Her sabah yorgun uyanmak, işe başlamak için kendini zorlamak ya da hayattan aldığın keyfin gitgide azalması… Tüm bunlar sana tanıdık geliyorsa, yalnız değilsin. Giderek artan sayıda insan, modern yaşamın görünmez yüküyle baş etmeye çalışıyor: Tükenmişlik sendromu.
Peki, Tükenmişlik Sendromu Nedir?
İlk kez 1970’li yıllarda tanımlanan tükenmişlik, bugün artık iş yaşamıyla sınırlı olmayan çok daha geniş bir psikolojik sorun. WHO (Dünya Sağlık Örgütü), bunu iş temelli kronik stresin kontrol edilememesi sonucu gelişen bir sendrom olarak tanımlıyor. Temel belirtileri ise:
sürekli yorgunluk ve enerji kaybı,işe karşı isteksizlik, başarı hissinin azalması ,fiziksel ağrılar, uyku sorunları,konsantrasyon bozukluğu.

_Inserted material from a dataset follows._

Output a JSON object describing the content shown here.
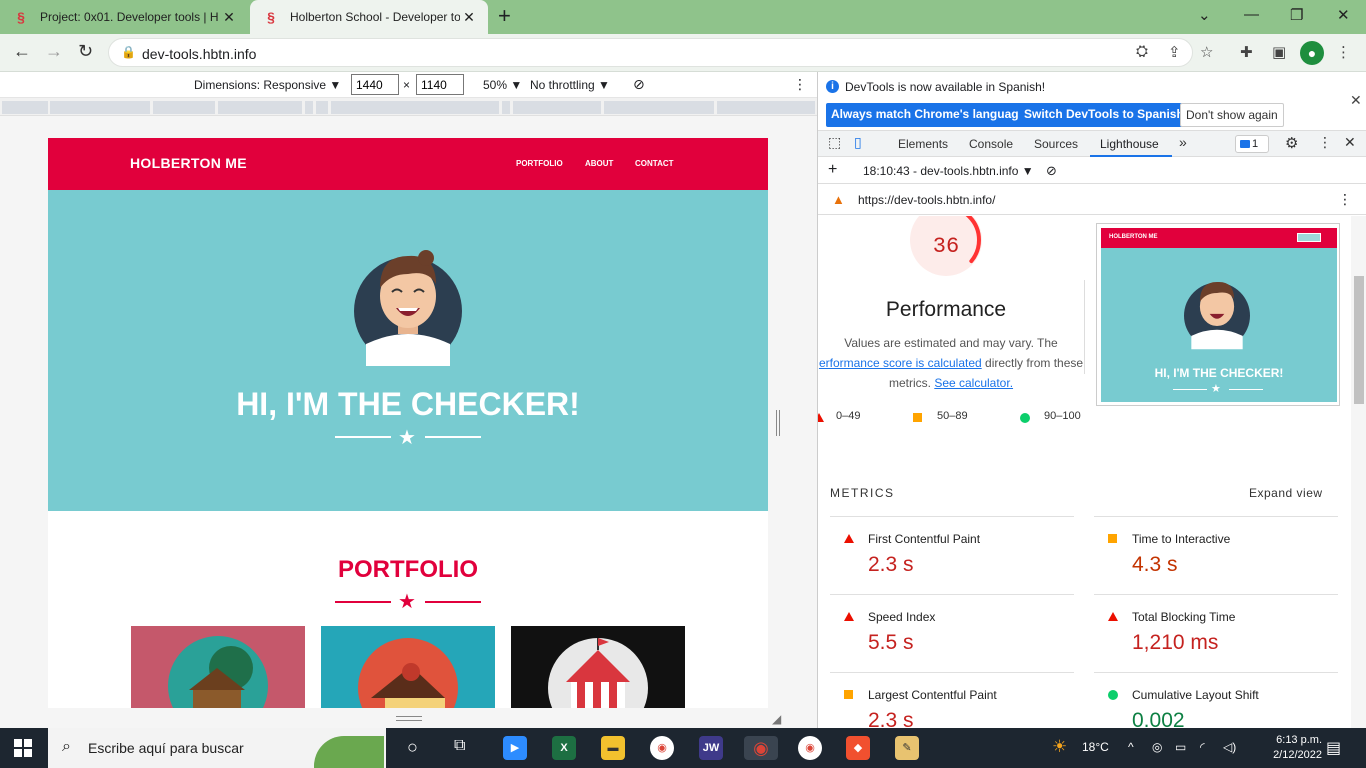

Nöropsikolojik araştırmalar, tükenmişliğin sadece duygusal değil, beyinsel bir yük olduğunu da ortaya koyuyor. Bu kişilerde: Amigdala (kaygı merkezi) daha fazla çalışıyor, prefrontal korteks (karar verme, planlama) zayıflıyor, kronik stresin etkisiyle kortizol seviyesi sürekli yüksek kalıyor. Yani sadece “yorgun” değiliz; karar veremeyen, motive olamayan, sağlıklı düşünemeyen sistemlerimiz çökmeye başlıyor.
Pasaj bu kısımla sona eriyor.